He's played a drug lord on The Wire and a corporate stiff on The Office; he's produced a track for Jay-Z and scored a Golden Globe nomination for his BBC series Luther. Now the 38-year-old London-born actor is cementing his action-star cred in this month's Thor. Fittingly, his tastes are as eclectic as his career choices.
"I'll play the sound-track from one film over another film. Movie-soundtrack mash-ups, man. You gotta see fuckin' Apocalypse Now and play the Moulin Rouge! soundtrack, man. Baz Luhrmann is a nutter, but he's got phenomenal music—and the crazy visuals from Apocalypse? You're like, 'Whoa, this is a bit nuts.'"
"Obviously I'm a champion of British television shows. The Inbetweeners. It's about adolescent kids, and the dialogue is so funny—toilet humor, but delivered so dry."
Last Music I Bought
"The other day, on my way back from Carnival in Trinidad, I bought a bunch of old-school reggae, Trojan and Studio One. I'm a lo-fi guy. They do 20 takes, and then the bass player might make one mistake or one harmony might be off, but they thought, 'Aw, fuck it. We'll keep it anyway.' It's timeless, man."
New Singer On My Playlist
"The latest new album I bought was Adele's 21, which is really, really good, but someone broke her heart, poor girl. I love her."
The DJs to Know
"In New York there's a big DJ culture—New York is, or was, like DJ-fucking-savvy. In the nineties, I remember going to early AM parties—DJ AM, rest in peace—and early Cassidy parties. And then, of course, Funkmaster Flex at the Tunnel back in the day. Funk was a beast, and Kid Capri, of course. And DJ Premier used to do a set here and there even though Gang Starr was killin' it then. Now I don't really get to see DJs as much, but I still like house, so Cedric Gervais in Miami is one of my favorites. I'm in London now, so I go to Ministry of Sound or Pacha and see who's spinning."
"Baltimore's got one of the most progressive dance scenes. When I was there, I definitely recorded a lot. I was really inspired, because a lot of extras on The Wire had studio shops in their bedrooms or in their basements and were local rappers or artists or DJs or beat-makers. I did a film called One Love years ago with Ky-Mani Marley. And just by being in that film with him, I was introduced to the music culture there. I found myself in Bob Marley's house. Everyone can go to his house—it's a museum—but when you've got one of his sons taking you around and telling you stories about his dad and how many girls he fucked in this bed, you're like, 'Wow.'"
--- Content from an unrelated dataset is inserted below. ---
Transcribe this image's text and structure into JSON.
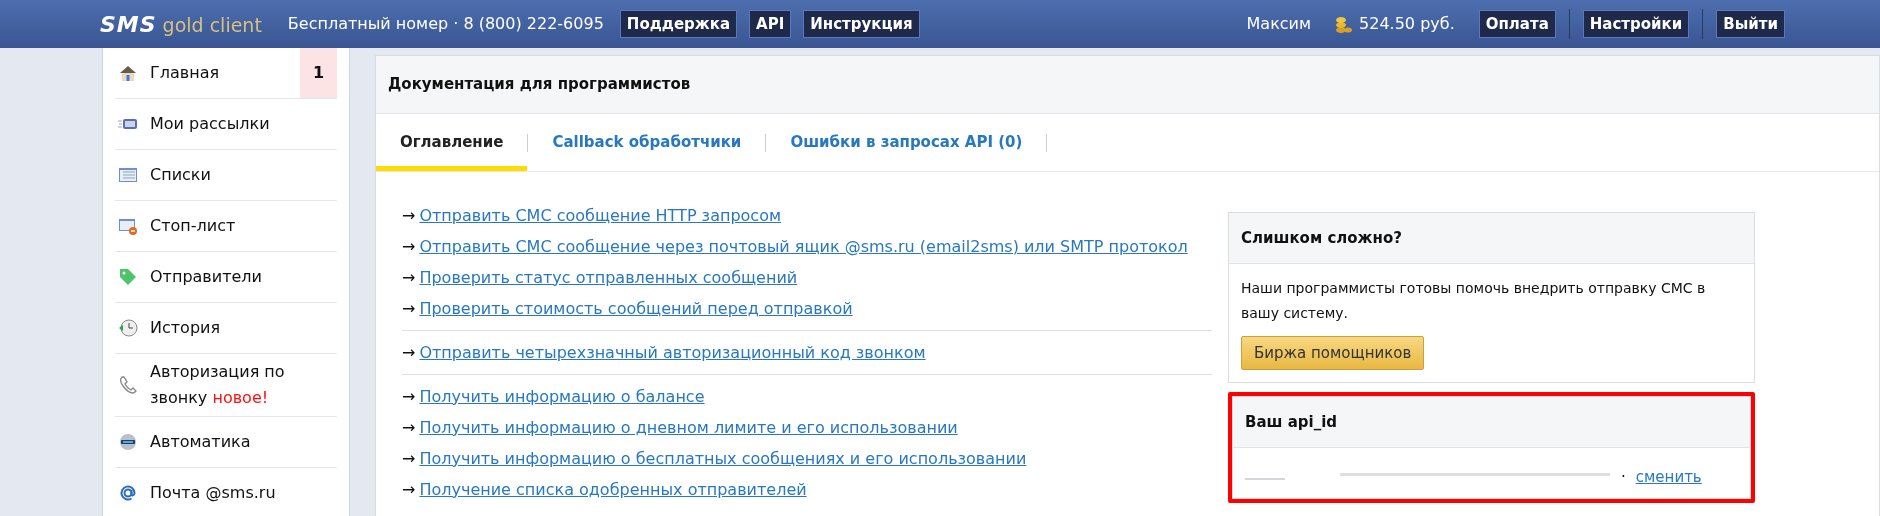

Director I'd Kill to Work With
"When he was casting Amistad, and I was very close to playing Djimon Hounsou's role, Steven Spielberg sent the casting director a letter that said 'Tell Idris I'll see him again.' Cut to 2008 and I get a phone call: 'Steven wants to meet you.' 'What? What? Oh cool.' I sit down with Steven Spielberg for this long chat, and even though we didn't work together on whatever the fuck it was at the time, I just remember thinking, 'Wow, this is a filmmaker with really fresh ideas.' I felt like whatever he is going to put on the table is going to be up my street, you know?"
"I studied Happy Days, the Fonz. And if it wasn't the Fonz, it was Magnum in Magnum, P.I. And if it wasn't him, it was my man Huggy Bear in Starsky & Hutch. You think I'm joking, but especially in the seventies and eighties, American TV dominated English television. And then, of course, by the time hip-hop gets in the building we all felt like we were from Brooklyn, you know what I'm saying? So I can relate to the culture and the language in a way that even Americans probably can't know."
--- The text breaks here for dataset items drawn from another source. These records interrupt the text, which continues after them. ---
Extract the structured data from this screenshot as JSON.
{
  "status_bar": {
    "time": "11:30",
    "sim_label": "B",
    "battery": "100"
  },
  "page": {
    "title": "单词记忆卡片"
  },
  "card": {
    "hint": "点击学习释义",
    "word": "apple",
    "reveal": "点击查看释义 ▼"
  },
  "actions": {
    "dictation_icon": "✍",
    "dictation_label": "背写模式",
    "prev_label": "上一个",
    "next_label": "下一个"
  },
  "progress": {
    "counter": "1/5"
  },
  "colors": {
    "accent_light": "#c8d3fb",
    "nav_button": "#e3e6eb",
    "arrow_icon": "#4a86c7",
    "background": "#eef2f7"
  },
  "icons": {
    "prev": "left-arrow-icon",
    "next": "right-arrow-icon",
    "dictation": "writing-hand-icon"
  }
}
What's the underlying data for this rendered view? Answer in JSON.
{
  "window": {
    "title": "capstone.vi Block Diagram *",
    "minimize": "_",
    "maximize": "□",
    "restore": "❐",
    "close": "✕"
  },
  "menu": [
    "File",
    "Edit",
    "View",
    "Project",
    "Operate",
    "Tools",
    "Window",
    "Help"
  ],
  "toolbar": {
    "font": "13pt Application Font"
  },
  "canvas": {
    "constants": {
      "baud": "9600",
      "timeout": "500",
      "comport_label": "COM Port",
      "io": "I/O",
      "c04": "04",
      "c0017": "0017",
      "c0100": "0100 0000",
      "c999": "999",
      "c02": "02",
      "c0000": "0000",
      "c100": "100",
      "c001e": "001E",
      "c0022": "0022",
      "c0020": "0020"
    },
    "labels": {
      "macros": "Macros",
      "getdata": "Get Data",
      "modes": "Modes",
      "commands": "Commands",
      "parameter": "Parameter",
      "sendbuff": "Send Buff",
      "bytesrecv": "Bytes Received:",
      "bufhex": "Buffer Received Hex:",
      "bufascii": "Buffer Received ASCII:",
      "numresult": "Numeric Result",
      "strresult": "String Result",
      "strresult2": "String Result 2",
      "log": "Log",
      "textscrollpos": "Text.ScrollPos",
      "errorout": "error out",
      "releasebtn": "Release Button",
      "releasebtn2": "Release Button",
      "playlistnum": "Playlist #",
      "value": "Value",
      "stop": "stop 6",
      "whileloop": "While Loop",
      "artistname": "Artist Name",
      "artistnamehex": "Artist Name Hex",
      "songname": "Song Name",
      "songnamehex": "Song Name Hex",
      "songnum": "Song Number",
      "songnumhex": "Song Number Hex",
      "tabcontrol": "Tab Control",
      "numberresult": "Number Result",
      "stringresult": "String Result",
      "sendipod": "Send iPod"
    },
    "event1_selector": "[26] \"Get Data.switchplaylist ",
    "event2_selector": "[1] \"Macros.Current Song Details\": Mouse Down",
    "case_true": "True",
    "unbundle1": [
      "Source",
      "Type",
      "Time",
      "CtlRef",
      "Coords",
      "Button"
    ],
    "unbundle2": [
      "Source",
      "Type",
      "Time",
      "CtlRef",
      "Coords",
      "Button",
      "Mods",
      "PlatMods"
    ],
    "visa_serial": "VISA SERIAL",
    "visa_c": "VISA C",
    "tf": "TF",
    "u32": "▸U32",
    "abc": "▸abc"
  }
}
"I'm into documentaries more than fictional films. This is corny, but the last one I got excited about was Planet Earth, this beautiful documentary about the natural world. I love The Kid Stays in the Picture, the Robert Evans movie. Wicked, wicked. [Laughs] It reminded me of some of the shit I've done, man. Movies are such a vain industry, you just gotta have some nuts to get through it."